No hubo reunión, no hubo notificación formal ni instancia previa de diálogo. Solo un mensaje frío que puso fin a una década de trabajo. Así, la Municipalidad vuelve a quedar en el centro de la escena por una situación que, como mínimo, merece explicaciones.
Según expresa la propia trabajadora, su desempeño nunca registró inconvenientes ni en la atención ni en las condiciones de higiene, contando además con carnet de manipulación de alimentos y libreta sanitaria al día. Al finalizar el contrato el 31 de diciembre, se presentó a la licitación correspondiente, pero el espacio fue adjudicado a otra persona por una supuesta “mejor oferta económica”.

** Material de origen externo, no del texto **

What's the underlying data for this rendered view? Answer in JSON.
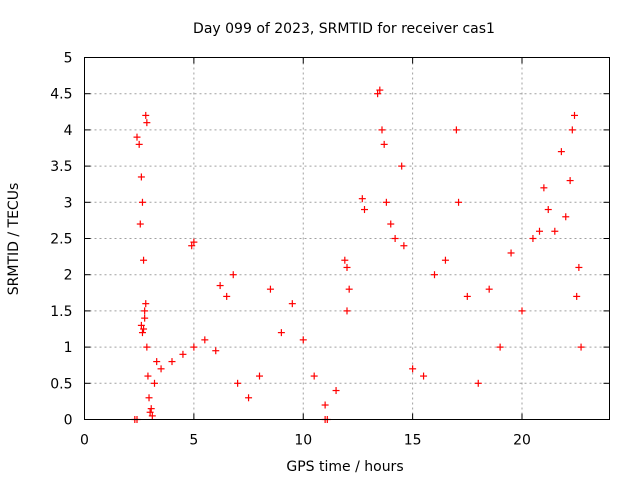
{
  "chart_data": {
    "type": "scatter",
    "title": "Day 099 of 2023, SRMTID for receiver cas1",
    "xlabel": "GPS time / hours",
    "ylabel": "SRMTID / TECUs",
    "xlim": [
      0,
      24
    ],
    "ylim": [
      0,
      5
    ],
    "xticks": [
      0,
      5,
      10,
      15,
      20
    ],
    "yticks": [
      0,
      0.5,
      1,
      1.5,
      2,
      2.5,
      3,
      3.5,
      4,
      4.5,
      5
    ],
    "xtick_labels": [
      "0",
      "5",
      "10",
      "15",
      "20"
    ],
    "ytick_labels": [
      "0",
      "0.5",
      "1",
      "1.5",
      "2",
      "2.5",
      "3",
      "3.5",
      "4",
      "4.5",
      "5"
    ],
    "grid": true,
    "marker": "+",
    "color": "#ff0000",
    "x_range_of_data": [
      2.3,
      22.7
    ],
    "series": [
      {
        "name": "SRMTID",
        "segments": [
          {
            "x": [
              2.3,
              2.4
            ],
            "y": [
              0.0,
              0.0
            ]
          },
          {
            "x": [
              2.4,
              2.5,
              2.55,
              2.6,
              2.65,
              2.7,
              2.75,
              2.8,
              2.85
            ],
            "y": [
              3.9,
              3.8,
              2.7,
              3.35,
              3.0,
              2.2,
              1.5,
              4.2,
              4.1
            ]
          },
          {
            "x": [
              2.6,
              2.65,
              2.7,
              2.75,
              2.8,
              2.85,
              2.9,
              2.95,
              3.0,
              3.05,
              3.1,
              3.2,
              3.3
            ],
            "y": [
              1.3,
              1.2,
              1.25,
              1.4,
              1.6,
              1.0,
              0.6,
              0.3,
              0.1,
              0.15,
              0.05,
              0.5,
              0.8
            ]
          },
          {
            "x": [
              3.5,
              4.0,
              4.5,
              5.0,
              5.5,
              6.0
            ],
            "y": [
              0.7,
              0.8,
              0.9,
              1.0,
              1.1,
              0.95
            ]
          },
          {
            "x": [
              4.9,
              5.0,
              6.2,
              6.5,
              6.8,
              7.0,
              7.5,
              8.0,
              8.5,
              9.0,
              9.5,
              10.0,
              10.5,
              11.0,
              11.5,
              12.0
            ],
            "y": [
              2.4,
              2.45,
              1.85,
              1.7,
              2.0,
              0.5,
              0.3,
              0.6,
              1.8,
              1.2,
              1.6,
              1.1,
              0.6,
              0.2,
              0.4,
              1.5
            ]
          },
          {
            "x": [
              11.0,
              11.1,
              11.9,
              12.0,
              12.1,
              12.7,
              12.8,
              13.4,
              13.5,
              13.6,
              13.7,
              13.8,
              14.0,
              14.2,
              14.5,
              14.6
            ],
            "y": [
              0.0,
              0.0,
              2.2,
              2.1,
              1.8,
              3.05,
              2.9,
              4.5,
              4.55,
              4.0,
              3.8,
              3.0,
              2.7,
              2.5,
              3.5,
              2.4
            ]
          },
          {
            "x": [
              15.0,
              15.5,
              16.0,
              16.5,
              17.0,
              17.1,
              17.5,
              18.0,
              18.5,
              19.0,
              19.5,
              20.0
            ],
            "y": [
              0.7,
              0.6,
              2.0,
              2.2,
              4.0,
              3.0,
              1.7,
              0.5,
              1.8,
              1.0,
              2.3,
              1.5
            ]
          },
          {
            "x": [
              20.5,
              20.8,
              21.0,
              21.2,
              21.5,
              21.8,
              22.0,
              22.2,
              22.3,
              22.4,
              22.5,
              22.6,
              22.7
            ],
            "y": [
              2.5,
              2.6,
              3.2,
              2.9,
              2.6,
              3.7,
              2.8,
              3.3,
              4.0,
              4.2,
              1.7,
              2.1,
              1.0
            ]
          }
        ]
      }
    ]
  }
}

La pregunta que surge es inevitable: ¿cuáles fueron los criterios de evaluación?, ¿cómo se pondera la trayectoria, el cumplimiento y el vínculo con el espacio público frente a una oferta monetaria?
La falta de información clara vuelve a poner en duda la transparencia de los procesos licitatorios municipales. Cuando una persona que trabajó durante una década en un espacio cultural público se entera de su desplazamiento por WhatsApp, no solo se rompe una relación laboral: se desdibujan las formas institucionales y se instala una sensación de arbitrariedad difícil de justificar.
En ese marco, el slogan “Gestión de Todos” aparece cargado de ironía, porque si gestionar implica comunicar decisiones sensibles de manera informal y sin explicaciones públicas, lo “de todos” parece quedar reducido, una vez más, a decisiones tomadas entre pocos.